# Sibelius 8.1



## wcreed51 (Jan 21, 2016)

Sib 8.1 is now available.

http://www.sibeliusblog.com/


----------



## resound (Jan 21, 2016)

I'm glad they finally fixed the 1st ending lines. I'm still on 7.5 though. There haven't been enough improvements to justify the upgrade for me yet.


----------



## d.healey (Jan 21, 2016)

resound said:


> I'm still on 7.5 though. There haven't been enough improvements to justify the upgrade for me yet.


Same here


----------



## windshore (Jan 21, 2016)

Wow. Hard to believe this wasn't a 7.6 or something. It doesn't warrant a new version number. Go Avid..


----------



## Daryl (Jan 21, 2016)

Well, I think we all know in our hearts that Sibelius is dead. I'm still on S6. I didn't really like S7 and once the team had been fired I knew that it would be going nowhere. Luckily the Steinberg app is just around the corner, so I'll be jumping on that as soon as I can.


----------



## resound (Jan 21, 2016)

I love Sibelius and have no reason to stop using it. I honestly don't really need any new features from it so I am happy sticking with 7.5. And a lot of the clients I work for use 6, so most of the time I am using 6 anyways. I stopped by the Avid booth at NAMM today to take a look at the new version. The touch pad features seemed pretty buggy still, and the guy at the desk didn't really even know how to use the program.


----------



## snattack (Jan 30, 2016)

resound said:


> I love Sibelius and have no reason to stop using it. I honestly don't really need any new features from it so I am happy sticking with 7.5. And a lot of the clients I work for use 6, so most of the time I am using 6 anyways. I stopped by the Avid booth at NAMM today to take a look at the new version. The touch pad features seemed pretty buggy still, and the guy at the desk didn't really even know how to use the program.
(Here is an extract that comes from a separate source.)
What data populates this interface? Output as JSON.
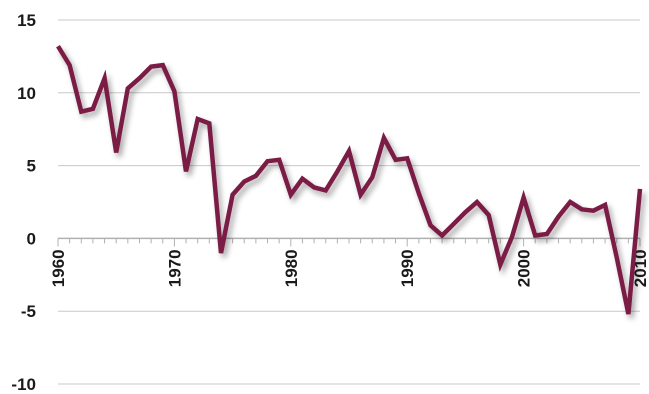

I think this kind of sums it up: Avid doesn't really care for workflow in a professional sense, it's a matter of attracting with new cool features.


----------



## Paul T McGraw (Jan 30, 2016)

Didn't Avid just hire a new team of programmers in Canada to work on improvements to Sibelius?

http://www.sibeliusblog.com/news/avid-ramping-up-sibelius-development-with-new-montreal-office/


----------



## Daryl (Jan 30, 2016)

LOL. So their second new development team. What happened to the cheap one in Ukraine? If it really is being transferred to a new team in Canada, that will slow things down even more.


----------



## Reactor.UK (Feb 16, 2016)

Daryl said:


> If it really is being transferred to a new team in Canada, that will slow things down even more.


Calm down, fear not, remember the subscription route would allow them to release more frequent updates so you can now... erm... call it 8.1 ... no .. 8.1.1.


----------